By Curtis Joe Walker
The orbis ring flash from Enlight Photo is a modifier for hot shoe flashes that allows them to emulate the functionality of a studio ring flash. Fitting onto the end of a hot shoe flash, it takes the light and bounces it through a highly reflective inner chamber, outputting diffused, characteristic light through its ring.
The high-impact-plastic unit has been expertly designed for maximum efficiency, using the brightest chrome finished plastic available. By adding translucent material to the bottom of the ring and a series of baffles inside, the light output from the ring is evenly distributed and creates flawless specular highlights. Inside, a series of spring hinges ensure a snug fit on the end of your flash. It isn’t designed to permanently marry the two devices, though. In other words, take care to hold the device in a way that protects both units from an unintended free fall.
So, how does it hold up in use? Pretty good, within its limitations. For one thing, it’s limited by the output of the flash that’s going into it, and it loses about 4 stops of light in the translation. That means there’s no way this light is going to light a whole set, but for portraits and very carefully composed full body shots, it’ll work. The instructions suggest bumping the ISO setting to 400, so depending on the camera and lens, it could be possible to get more out of the flash. With the ring flash, portraits show the characteristic wraparound shadow and the highlights are perfect donut shapes. Despite the limited efficiency, it is possible to overpower daylight if you’re able to shoot your subject from a few inches away.
©Curtis Joe Walker
Originally intended to be a hand-held unit triggered optically or with an off-camera TTL connection, the introduction of their sturdy new orbis arm makes one-handed shooting possible.

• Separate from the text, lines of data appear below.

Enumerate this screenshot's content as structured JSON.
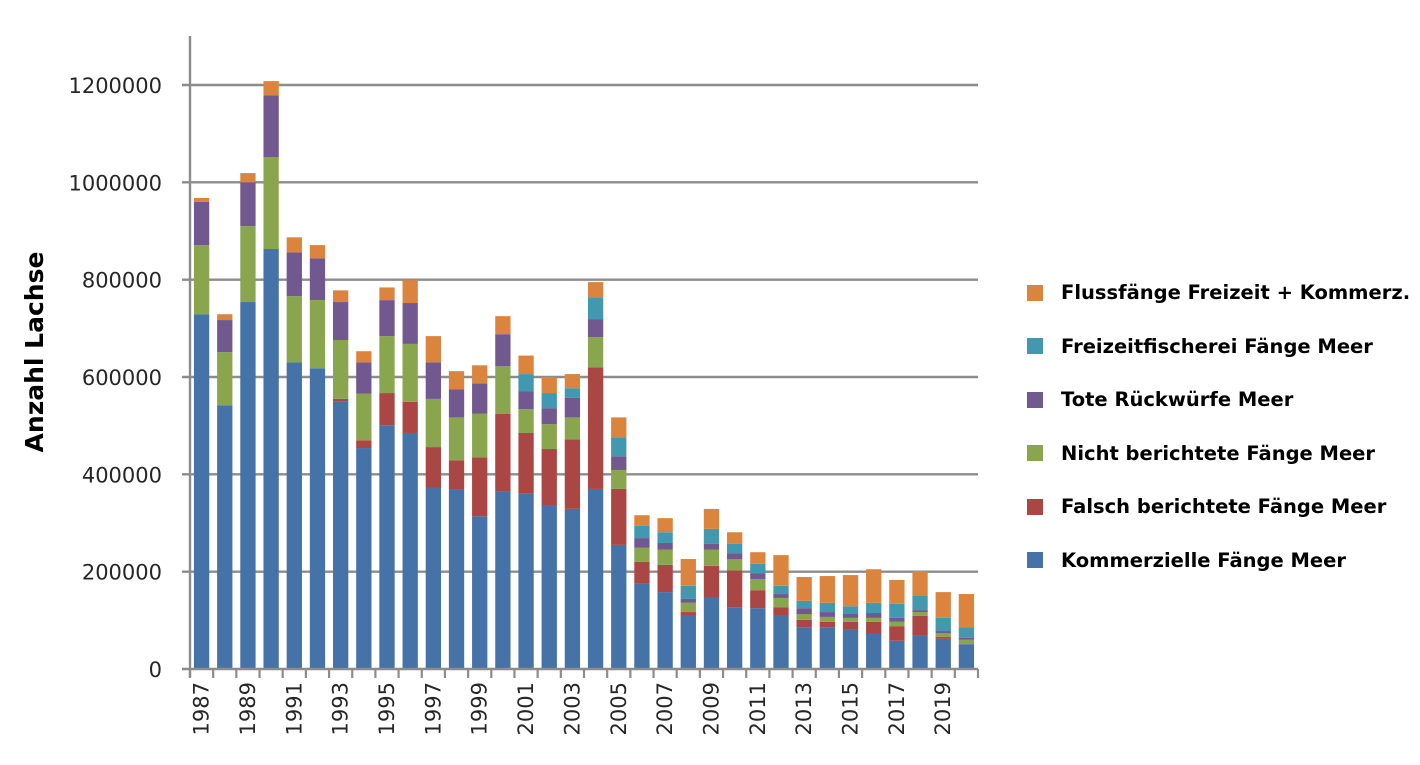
{
  "chart_data": {
    "type": "bar",
    "stacked": true,
    "title": "",
    "xlabel": "",
    "ylabel": "Anzahl Lachse",
    "ylim": [
      0,
      1300000
    ],
    "yticks": [
      0,
      200000,
      400000,
      600000,
      800000,
      1000000,
      1200000
    ],
    "ytick_labels": [
      "0",
      "200000",
      "400000",
      "600000",
      "800000",
      "1000000",
      "1200000"
    ],
    "grid": true,
    "legend_position": "right",
    "categories": [
      "1987",
      "1988",
      "1989",
      "1990",
      "1991",
      "1992",
      "1993",
      "1994",
      "1995",
      "1996",
      "1997",
      "1998",
      "1999",
      "2000",
      "2001",
      "2002",
      "2003",
      "2004",
      "2005",
      "2006",
      "2007",
      "2008",
      "2009",
      "2010",
      "2011",
      "2012",
      "2013",
      "2014",
      "2015",
      "2016",
      "2017",
      "2018",
      "2019",
      "2020"
    ],
    "xtick_labels": [
      "1987",
      "1989",
      "1991",
      "1993",
      "1995",
      "1997",
      "1999",
      "2001",
      "2003",
      "2005",
      "2007",
      "2009",
      "2011",
      "2013",
      "2015",
      "2017",
      "2019"
    ],
    "series": [
      {
        "name": "Kommerzielle Fänge Meer",
        "color": "#4572A7",
        "values": [
          729000,
          542000,
          754000,
          863000,
          630000,
          618000,
          549000,
          454000,
          501000,
          485000,
          372000,
          368000,
          314000,
          364000,
          360000,
          337000,
          329000,
          370000,
          255000,
          175000,
          158000,
          111000,
          146000,
          127000,
          125000,
          109000,
          86000,
          86000,
          81000,
          72000,
          58000,
          68000,
          62000,
          51000
        ]
      },
      {
        "name": "Falsch berichtete Fänge Meer",
        "color": "#AA4643",
        "values": [
          0,
          0,
          0,
          0,
          0,
          0,
          6000,
          16000,
          66000,
          64000,
          84000,
          61000,
          121000,
          160000,
          125000,
          115000,
          143000,
          250000,
          115000,
          45000,
          56000,
          6000,
          66000,
          76000,
          37000,
          18000,
          15000,
          11000,
          16000,
          25000,
          30000,
          41000,
          4000,
          0
        ]
      },
      {
        "name": "Nicht berichtete Fänge Meer",
        "color": "#89A54E",
        "values": [
          142000,
          109000,
          156000,
          189000,
          136000,
          140000,
          121000,
          96000,
          117000,
          119000,
          99000,
          88000,
          90000,
          98000,
          49000,
          51000,
          45000,
          62000,
          39000,
          29000,
          31000,
          19000,
          33000,
          23000,
          23000,
          19000,
          12000,
          10000,
          8000,
          8000,
          9000,
          8000,
          8000,
          9000
        ]
      },
      {
        "name": "Tote Rückwürfe Meer",
        "color": "#71588F",
        "values": [
          89000,
          66000,
          90000,
          127000,
          90000,
          86000,
          78000,
          64000,
          74000,
          84000,
          75000,
          58000,
          62000,
          66000,
          37000,
          33000,
          40000,
          37000,
          28000,
          20000,
          14000,
          8000,
          12000,
          12000,
          12000,
          8000,
          12000,
          10000,
          8000,
          10000,
          8000,
          4000,
          4000,
          4000
        ]
      },
      {
        "name": "Freizeitfischerei Fänge Meer",
        "color": "#4198AF",
        "values": [
          0,
          0,
          0,
          0,
          0,
          0,
          0,
          0,
          0,
          0,
          0,
          0,
          0,
          0,
          35000,
          31000,
          20000,
          45000,
          39000,
          25000,
          22000,
          27000,
          31000,
          19000,
          19000,
          17000,
          15000,
          19000,
          16000,
          21000,
          29000,
          29000,
          27000,
          22000
        ]
      },
      {
        "name": "Flussfänge Freizeit + Kommerz.",
        "color": "#DB843D",
        "values": [
          8000,
          12000,
          19000,
          29000,
          31000,
          27000,
          24000,
          23000,
          26000,
          47000,
          54000,
          37000,
          37000,
          37000,
          38000,
          33000,
          29000,
          31000,
          41000,
          22000,
          29000,
          55000,
          41000,
          24000,
          24000,
          63000,
          49000,
          55000,
          64000,
          69000,
          49000,
          51000,
          53000,
          68000
        ]
      }
    ],
    "legend_order": [
      "Flussfänge Freizeit + Kommerz.",
      "Freizeitfischerei Fänge Meer",
      "Tote Rückwürfe Meer",
      "Nicht berichtete Fänge Meer",
      "Falsch berichtete Fänge Meer",
      "Kommerzielle Fänge Meer"
    ]
  },
  "colors": {
    "gridline": "#8c8c8c",
    "axis": "#8c8c8c"
  }
}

Unlike other designs that mount the flash on the hot shoe, hanging the ring down in front of the camera from above, the arm mounts everything to the tripod mount on the bottom of the camera.
The arm is outstandingly rigid and sturdy, but all of the weight of the ringlflash unit is placed on the foot of the flash. This shouldn't be a problem for those with metal feet, but could end in tragedy for those with an all-plastic design. Having a way to attach the ring flash to the arm itself would be handy. The design makes portrait-oriented shots awkward and shooting straight down definitely feels like something would eventually break. The arm doesn't so much free up a hand while shooting as it helps keep the photographer from accidentally dropping everything.